In a speech to the American Association for the Advancement of Science in May, Boehlert said he thought some Bush science-budget proposals, including the one for NSF, were “especially disappointing,” but added that he thinks the NSF budget will improve in fiscal year 2003. A week later, Congress proposed spending slightly more overall for science research than the Bush administration did. The exact budget won’t be set until the fall.
Carnegie Mellon’s Reddy maintains, however, that because many politicians still connect IT research with defense projects, they won’t ever see the value of putting more money behind pure scientific inquiry. Meanwhile, Anne Armstrong, president of Virginia’s Center for Innovative Technology, a partially state-funded high-tech incubator, observes that support for basic versus applied research swings with the business cycle. The funding gap between basic and applied research started to shrink in the late 1990s, when times were good. With the economy suffering, Armstrong thinks the federal funding pendulum is bound to “swing the other way,” diverting funds from basic research and providing grants to state governments to bankroll new product developments.
A New Funding Partnership
That’s not necessarily bad. Brett Berlin, chief scientist with WareOnEarth Communications in Annandale, Va., says the best approach for funding high-tech research in the future might be a mix of grants from federal and state agencies. Berlin, a consultant to the Defense Department’s High Performance Computing Modernization program, which does applied research, envisions a scenario in which academics, government officials and private companies combine federal and state funding to pay for both basic and applied research projects.
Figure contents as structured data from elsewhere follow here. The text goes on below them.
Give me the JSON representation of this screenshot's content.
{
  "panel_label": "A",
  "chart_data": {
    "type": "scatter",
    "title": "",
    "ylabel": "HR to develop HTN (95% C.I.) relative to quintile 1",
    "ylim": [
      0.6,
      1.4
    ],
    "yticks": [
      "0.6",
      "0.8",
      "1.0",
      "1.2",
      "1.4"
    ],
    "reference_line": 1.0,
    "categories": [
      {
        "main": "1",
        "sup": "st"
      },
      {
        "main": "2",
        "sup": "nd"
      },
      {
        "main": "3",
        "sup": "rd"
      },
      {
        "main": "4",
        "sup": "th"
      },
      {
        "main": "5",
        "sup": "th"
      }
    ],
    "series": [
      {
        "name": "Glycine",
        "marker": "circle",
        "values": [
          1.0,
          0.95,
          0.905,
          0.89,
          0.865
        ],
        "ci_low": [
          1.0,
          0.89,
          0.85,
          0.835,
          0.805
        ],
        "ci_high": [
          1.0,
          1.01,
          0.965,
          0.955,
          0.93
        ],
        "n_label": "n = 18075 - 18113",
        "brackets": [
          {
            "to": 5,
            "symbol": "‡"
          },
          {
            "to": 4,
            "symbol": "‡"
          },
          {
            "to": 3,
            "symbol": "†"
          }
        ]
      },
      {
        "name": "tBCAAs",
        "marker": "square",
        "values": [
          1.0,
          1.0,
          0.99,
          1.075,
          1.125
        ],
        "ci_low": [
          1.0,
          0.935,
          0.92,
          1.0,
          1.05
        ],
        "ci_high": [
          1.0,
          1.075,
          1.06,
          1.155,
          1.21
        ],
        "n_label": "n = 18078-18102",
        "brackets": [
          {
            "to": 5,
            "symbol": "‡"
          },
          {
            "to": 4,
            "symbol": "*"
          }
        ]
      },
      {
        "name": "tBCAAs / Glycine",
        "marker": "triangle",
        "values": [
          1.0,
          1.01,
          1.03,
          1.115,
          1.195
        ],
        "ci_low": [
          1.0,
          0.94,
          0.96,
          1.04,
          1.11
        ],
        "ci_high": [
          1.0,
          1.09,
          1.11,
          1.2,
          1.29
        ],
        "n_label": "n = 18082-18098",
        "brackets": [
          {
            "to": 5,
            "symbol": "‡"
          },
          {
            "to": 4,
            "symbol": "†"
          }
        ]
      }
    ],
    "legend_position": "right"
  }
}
Such a setup, Berlin says, would be the best of all worlds: federal funding for basic research, state funding for applied research and collaboration with private industry to fund all of the efforts in between. In the end, he says, there’s a fine line between projects that deal with pure science and those with a commercial purpose. It’s a line drawn according to how much time a project takes.
MIT’s Thurow says a federal-state-industry partnership could close the profit gap between those who make research investments and those who enjoy the benefits. Even government technologists Bajcsy and Strawn see benefits to this approach, noting that a funding strategy that supports every kind of research is certainly better than one that predominantly supports one. Armstrong says her organization takes this approach now, distributing state and some federal funds for research of all types.
“The role of government is to make sure it is solving and addressing problems at hand,” says Berlin. “Basic research in IT is important, but it’s not the whole ball of wax. Looking forward, that’s something we all should keep in mind.”